Tens noventa anos. És velha, dolorida.
Dizes-me que foste a mais bela rapariga do teu tempo - e eu acredito.
Não sabes ler, tens as mãos grossas e deformadas,
os pés encortiçados.
Carregaste à cabeça toneladas de restolho e lenha,
albufeiras de água.
Viste nascer o sol todos os dias.
De todo o pão que amassaste se faria um banquete Universal.
Criaste pessoas e gado, meteste os bácaros na tua própria cama
quando o frio ameaçava gelá-los.
Contaste-me histórias de aparições e lobisomens,
velhas questões de família, um crime de morte.

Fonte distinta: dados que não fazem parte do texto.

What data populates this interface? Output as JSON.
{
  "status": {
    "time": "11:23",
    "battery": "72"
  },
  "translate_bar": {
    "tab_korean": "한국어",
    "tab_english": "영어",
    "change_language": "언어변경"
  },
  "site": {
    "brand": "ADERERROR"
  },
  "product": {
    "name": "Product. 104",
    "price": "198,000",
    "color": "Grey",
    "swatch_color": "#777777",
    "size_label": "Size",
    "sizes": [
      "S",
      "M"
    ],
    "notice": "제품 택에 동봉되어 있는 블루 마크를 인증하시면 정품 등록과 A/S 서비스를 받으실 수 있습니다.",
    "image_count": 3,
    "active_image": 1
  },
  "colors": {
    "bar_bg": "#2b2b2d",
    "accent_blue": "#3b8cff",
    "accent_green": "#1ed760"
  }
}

Trave da tua casa, lume da tua lareira -
Sete vezes engravidaste
Sete sete vezes deste à luz.
Estou diante de ti, e não entendo.
Sou da tua carne e do teu sangue, mas não entendo.
Vieste a este mundo e não curaste de saber o que é o mundo.
Chegas ao fim da vida, e o mundo ainda é, para ti, o que era
quando nasceste:
uma interrogação, um mistério inacessível, umas coisas que
não faz parte da tua herança:
quinhentas Palavras, um quintal a que em cinco minutos se dá a volta,
uma casa de telha-vã e chão de barro.
Aperto a tua mão calosa,
passo a minha mão pela tua face enrijada
e pelos teus cabelos brancos,
partidos pelo peso dos carregos
e continuo a não entender.
Foste bela, dizes, e bem vejo que és inteligente.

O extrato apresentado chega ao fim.